ローブの男の動きが鈍り、リオ達は男を取り囲んだ。
「さあ、盗賊さんよ。ここまでだぜ!」
リオはローブの男と対峙する。
「こいつは……魔獣」
男は立ち止まると、メロを見てそう言った。男はおもむろに被っていたフードを脱ぎ、隠れていた顔が現れになる。三十代くらいの髭面の男だった。ぼさぼさの赤毛が所どころハネている。
「なぜオレを追う?」
「そりゃ盗賊だからだよ」
「ふむ。盗賊か……オレは盗賊じゃないんだがな」
「盗賊じゃない?」
盗賊でないなら何だというのだろう。
「まあ、いい……どうせ消えてもらうんだからよ」
そう言うと、男は懐から何かを取り出した。
「これが手に入ったんだ。もうオレに刃向かえるものはない」
手に持っていたのは赤い鉱石。それが不思議と淡く光り始めた。
するとそれを強く握り込んだ。
「うっ……!」
男が唸る。そして、蹲った。
「ど、どうしたんだ……?」
状況がまったくわからず、混乱するリオ。ライアンも隣でいきなりおかしな挙動をした男を見て怯えている。
「ふっ……ははは」
すると、男が笑い始める。
「これが……これがそうか……やっとわかったぜ」
「なんなんだよ……?」
「お前らよく見ているといい……これが幻獣使いとなった者の力だァ……!」
そう言うと、こちらに手の平を向ける。
「力を貸せ! 幻獣……!」
そう言うと、男の手から膨大な熱量の炎が噴き出した。
「魔法……!?」
リオは慌ててライアンを抱いて、転げる。熱波が肌を掠めたが、なんとか避けることができた。すぐに体制を立て直し、元居た場所の状況を見て愕然とした。放たれた炎は遠くまで伸び、後方に並ぶ民家を焼き払い炎が吹き荒れていたのだ。見れば熱で地面が少しえぐれている。熱波で肌がぢりぢりと痛んだ。
「なんだこの力は……」
「ふ、普通の魔法じゃありません……!」
ライアンがそう叫ぶ。
彼の言う通り、高等魔法でもこれほどの威力は相当な実力者でなければ放つことはできない。
「くっ……」
辺りが燃え、住民の叫び声で辺りが騒がしくなっていく。騒ぎは広まり、近くに住むスラム街の住人たちが一斉に逃げ出し始めた。
「力を制御しきれなかったか……」
男がそう言い、自らの手を見つめた。
「お前! なにしたかわかってんのか……! 盗みの罪どころじゃなくなったからな!」
「どうでもいいことだ」
男はそう言うと、またこちらに攻撃を放とうとする。
「やめるんだ、ヴァンス」
すると、背後から声がした。
「え……?」
リオは驚きで一瞬、固まる。
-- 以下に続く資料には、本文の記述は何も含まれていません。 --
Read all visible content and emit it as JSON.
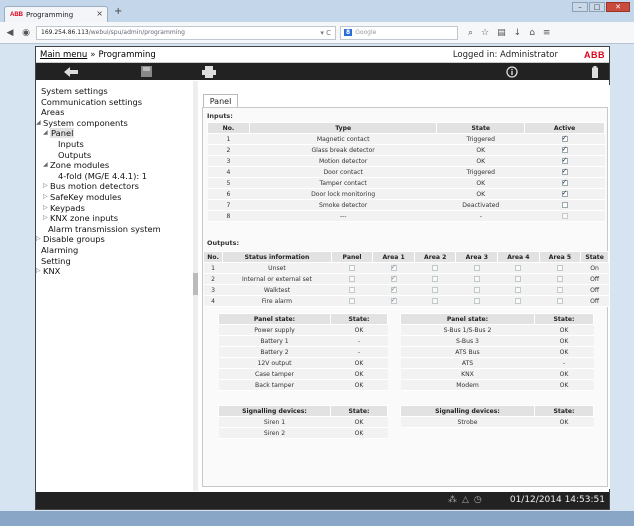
{
  "browser": {
    "tab_title": "Programming",
    "tab_close": "×",
    "new_tab": "+",
    "abb_small": "ABB",
    "url_host": "169.254.86.113",
    "url_path": "/webui/spu/admin/programming",
    "url_controls": "▾ C",
    "search_engine_badge": "8",
    "search_placeholder": "Google",
    "window_min": "–",
    "window_max": "□",
    "window_close": "✕"
  },
  "header": {
    "breadcrumb_main": "Main menu",
    "breadcrumb_sep": "»",
    "breadcrumb_page": "Programming",
    "logged_in": "Logged in: Administrator",
    "logo": "ABB"
  },
  "sidebar": {
    "items": [
      {
        "label": "System settings",
        "level": 0,
        "twisty": ""
      },
      {
        "label": "Communication settings",
        "level": 0,
        "twisty": ""
      },
      {
        "label": "Areas",
        "level": 0,
        "twisty": ""
      },
      {
        "label": "System components",
        "level": 0,
        "twisty": "◢"
      },
      {
        "label": "Panel",
        "level": 1,
        "twisty": "◢",
        "selected": true
      },
      {
        "label": "Inputs",
        "level": 2,
        "twisty": ""
      },
      {
        "label": "Outputs",
        "level": 2,
        "twisty": ""
      },
      {
        "label": "Zone modules",
        "level": 1,
        "twisty": "◢"
      },
      {
        "label": "4-fold (MG/E 4.4.1): 1",
        "level": 2,
        "twisty": ""
      },
      {
        "label": "Bus motion detectors",
        "level": 1,
        "twisty": "▷"
      },
      {
        "label": "SafeKey modules",
        "level": 1,
        "twisty": "▷"
      },
      {
        "label": "Keypads",
        "level": 1,
        "twisty": "▷"
      },
      {
        "label": "KNX zone inputs",
        "level": 1,
        "twisty": "▷"
      },
      {
        "label": "Alarm transmission system",
        "level": 1,
        "twisty": ""
      },
      {
        "label": "Disable groups",
        "level": 0,
        "twisty": "▷"
      },
      {
        "label": "Alarming",
        "level": 0,
        "twisty": ""
      },
      {
        "label": "Setting",
        "level": 0,
        "twisty": ""
      },
      {
        "label": "KNX",
        "level": 0,
        "twisty": "▷"
      }
    ]
  },
  "panel_tab": "Panel",
  "inputs": {
    "title": "Inputs:",
    "headers": [
      "No.",
      "Type",
      "State",
      "Active"
    ],
    "rows": [
      {
        "no": "1",
        "type": "Magnetic contact",
        "state": "Triggered",
        "active": true
      },
      {
        "no": "2",
        "type": "Glass break detector",
        "state": "OK",
        "active": true
      },
      {
        "no": "3",
        "type": "Motion detector",
        "state": "OK",
        "active": true
      },
      {
        "no": "4",
        "type": "Door contact",
        "state": "Triggered",
        "active": true
      },
      {
        "no": "5",
        "type": "Tamper contact",
        "state": "OK",
        "active": true
      },
      {
        "no": "6",
        "type": "Door lock monitoring",
        "state": "OK",
        "active": true
      },
      {
        "no": "7",
        "type": "Smoke detector",
        "state": "Deactivated",
        "active": false
      },
      {
        "no": "8",
        "type": "---",
        "state": "-",
        "active": false
      }
    ]
  },
  "outputs": {
    "title": "Outputs:",
    "headers": [
      "No.",
      "Status information",
      "Panel",
      "Area 1",
      "Area 2",
      "Area 3",
      "Area 4",
      "Area 5",
      "State"
    ],
    "rows": [
      {
        "no": "1",
        "info": "Unset",
        "checks": [
          false,
          true,
          false,
          false,
          false,
          false
        ],
        "state": "On"
      },
      {
        "no": "2",
        "info": "Internal or external set",
        "checks": [
          false,
          true,
          false,
          false,
          false,
          false
        ],
        "state": "Off"
      },
      {
        "no": "3",
        "info": "Walktest",
        "checks": [
          false,
          true,
          false,
          false,
          false,
          false
        ],
        "state": "Off"
      },
      {
        "no": "4",
        "info": "Fire alarm",
        "checks": [
          false,
          true,
          false,
          false,
          false,
          false
        ],
        "state": "Off"
      }
    ]
  },
  "panel_state_left": {
    "headers": [
      "Panel state:",
      "State:"
    ],
    "rows": [
      [
        "Power supply",
        "OK"
      ],
      [
        "Battery 1",
        "-"
      ],
      [
        "Battery 2",
        "-"
      ],
      [
        "12V output",
        "OK"
      ],
      [
        "Case tamper",
        "OK"
      ],
      [
        "Back tamper",
        "OK"
      ]
    ]
  },
  "panel_state_right": {
    "headers": [
      "Panel state:",
      "State:"
    ],
    "rows": [
      [
        "S-Bus 1/S-Bus 2",
        "OK"
      ],
      [
        "S-Bus 3",
        "OK"
      ],
      [
        "ATS Bus",
        "OK"
      ],
      [
        "ATS",
        "-"
      ],
      [
        "KNX",
        "OK"
      ],
      [
        "Modem",
        "OK"
      ]
    ]
  },
  "signalling_left": {
    "headers": [
      "Signalling devices:",
      "State:"
    ],
    "rows": [
      [
        "Siren 1",
        "OK"
      ],
      [
        "Siren 2",
        "OK"
      ]
    ]
  },
  "signalling_right": {
    "headers": [
      "Signalling devices:",
      "State:"
    ],
    "rows": [
      [
        "Strobe",
        "OK"
      ]
    ]
  },
  "footer": {
    "datetime": "01/12/2014 14:53:51"
  }
}
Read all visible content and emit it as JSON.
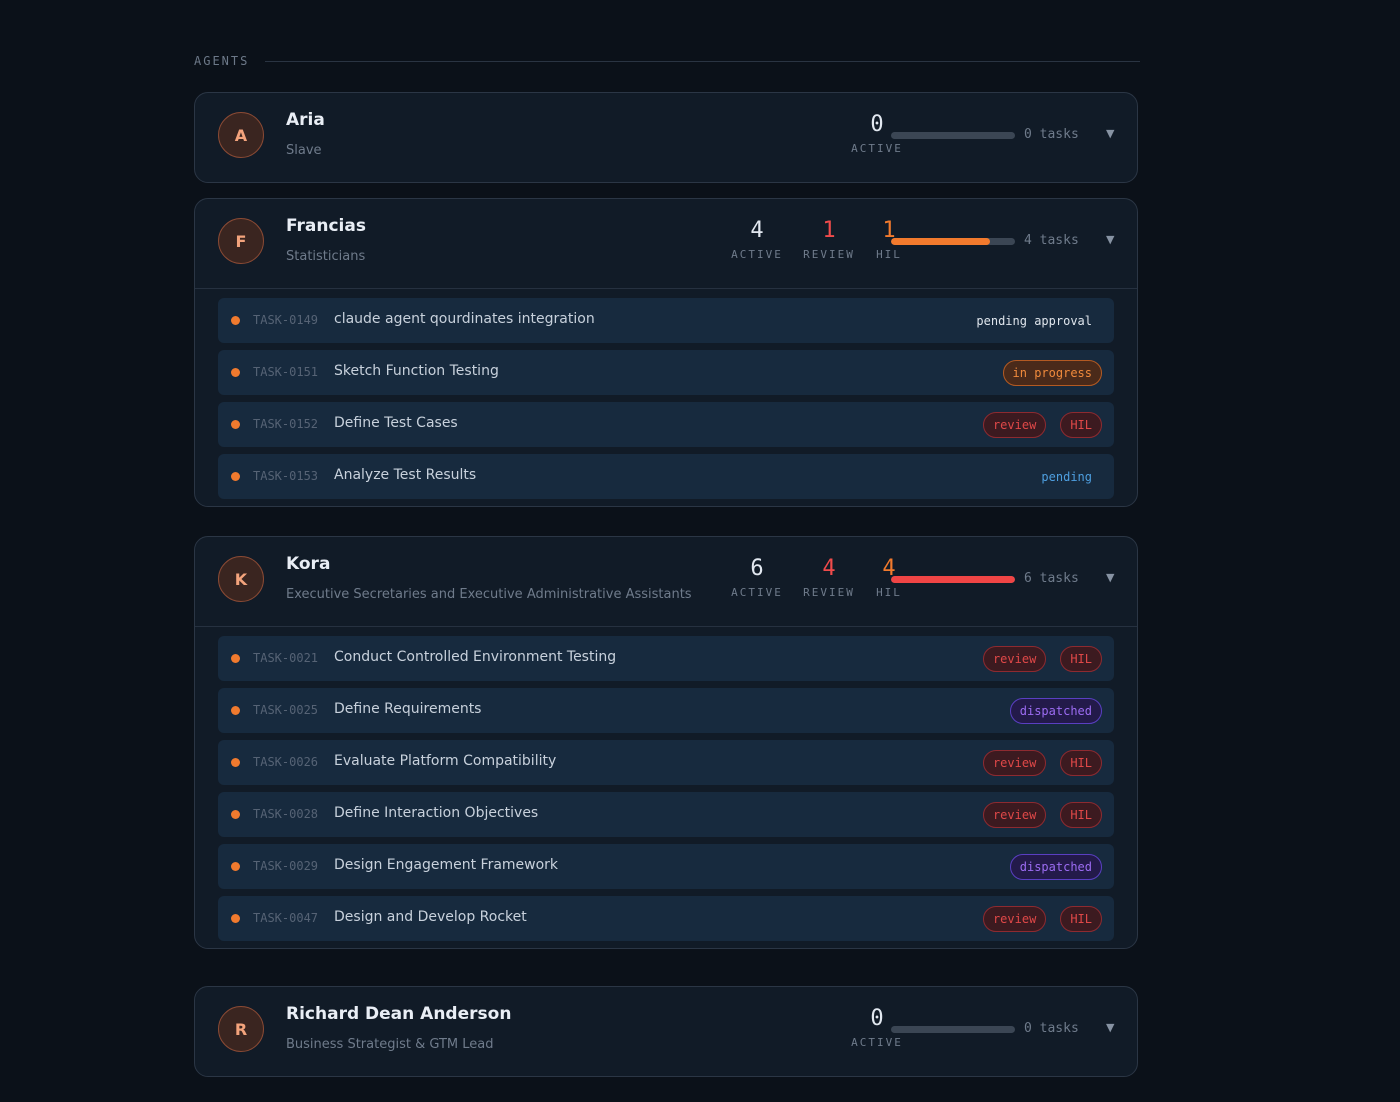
{
  "section": {
    "title": "AGENTS"
  },
  "colors": {
    "accent": "#f27a2d",
    "danger": "#f04b4b",
    "progress_track": "#3b4654"
  },
  "agents": [
    {
      "initial": "A",
      "name": "Aria",
      "role": "Slave",
      "stats": [
        {
          "value": "0",
          "label": "ACTIVE",
          "tone": "white"
        }
      ],
      "progress_fraction": 0,
      "progress_color": "#f27a2d",
      "tasks_label": "0 tasks",
      "chevron": "▼",
      "tasks": []
    },
    {
      "initial": "F",
      "name": "Francias",
      "role": "Statisticians",
      "stats": [
        {
          "value": "4",
          "label": "ACTIVE",
          "tone": "white"
        },
        {
          "value": "1",
          "label": "REVIEW",
          "tone": "red"
        },
        {
          "value": "1",
          "label": "HIL",
          "tone": "orange"
        }
      ],
      "progress_fraction": 0.8,
      "progress_color": "#f27a2d",
      "tasks_label": "4 tasks",
      "chevron": "▼",
      "tasks": [
        {
          "id": "TASK-0149",
          "title": "claude agent qourdinates integration",
          "badges": [
            {
              "text": "pending approval",
              "kind": "plain"
            }
          ]
        },
        {
          "id": "TASK-0151",
          "title": "Sketch Function Testing",
          "badges": [
            {
              "text": "in progress",
              "kind": "progress"
            }
          ]
        },
        {
          "id": "TASK-0152",
          "title": "Define Test Cases",
          "badges": [
            {
              "text": "review",
              "kind": "review"
            },
            {
              "text": "HIL",
              "kind": "hil"
            }
          ]
        },
        {
          "id": "TASK-0153",
          "title": "Analyze Test Results",
          "badges": [
            {
              "text": "pending",
              "kind": "pending"
            }
          ]
        }
      ]
    },
    {
      "initial": "K",
      "name": "Kora",
      "role": "Executive Secretaries and Executive Administrative Assistants",
      "stats": [
        {
          "value": "6",
          "label": "ACTIVE",
          "tone": "white"
        },
        {
          "value": "4",
          "label": "REVIEW",
          "tone": "red"
        },
        {
          "value": "4",
          "label": "HIL",
          "tone": "orange"
        }
      ],
      "progress_fraction": 1.0,
      "progress_color": "#f04545",
      "tasks_label": "6 tasks",
      "chevron": "▼",
      "tasks": [
        {
          "id": "TASK-0021",
          "title": "Conduct Controlled Environment Testing",
          "badges": [
            {
              "text": "review",
              "kind": "review"
            },
            {
              "text": "HIL",
              "kind": "hil"
            }
          ]
        },
        {
          "id": "TASK-0025",
          "title": "Define Requirements",
          "badges": [
            {
              "text": "dispatched",
              "kind": "dispatched"
            }
          ]
        },
        {
          "id": "TASK-0026",
          "title": "Evaluate Platform Compatibility",
          "badges": [
            {
              "text": "review",
              "kind": "review"
            },
            {
              "text": "HIL",
              "kind": "hil"
            }
          ]
        },
        {
          "id": "TASK-0028",
          "title": "Define Interaction Objectives",
          "badges": [
            {
              "text": "review",
              "kind": "review"
            },
            {
              "text": "HIL",
              "kind": "hil"
            }
          ]
        },
        {
          "id": "TASK-0029",
          "title": "Design Engagement Framework",
          "badges": [
            {
              "text": "dispatched",
              "kind": "dispatched"
            }
          ]
        },
        {
          "id": "TASK-0047",
          "title": "Design and Develop Rocket",
          "badges": [
            {
              "text": "review",
              "kind": "review"
            },
            {
              "text": "HIL",
              "kind": "hil"
            }
          ]
        }
      ]
    },
    {
      "initial": "R",
      "name": "Richard Dean Anderson",
      "role": "Business Strategist & GTM Lead",
      "stats": [
        {
          "value": "0",
          "label": "ACTIVE",
          "tone": "white"
        }
      ],
      "progress_fraction": 0,
      "progress_color": "#f27a2d",
      "tasks_label": "0 tasks",
      "chevron": "▼",
      "tasks": []
    }
  ]
}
まるで時が止まったかのような感覚。
聞き覚えのある声だった。とても懐かしい声。
過去の記憶が過った。それは友人と話した記憶。むかし聞いた声が脳内に再生され、反響する。
「まだ制御できないだろう? その力を」
再び聞こえてきたその声にやはり聞き覚えがあって、リオは思わず振り返った。
そこにいたのは真っ黒な背広を着た青年。自分が何年ものあいだ探し求めていた友人の姿。
肩ほどまで伸びた銀色の髪。綺麗に整った眉目。そして、頬にある縦に伸びる小さな傷痕。見間違おうはずがない。
探していた友人、ルイスがそこにいた。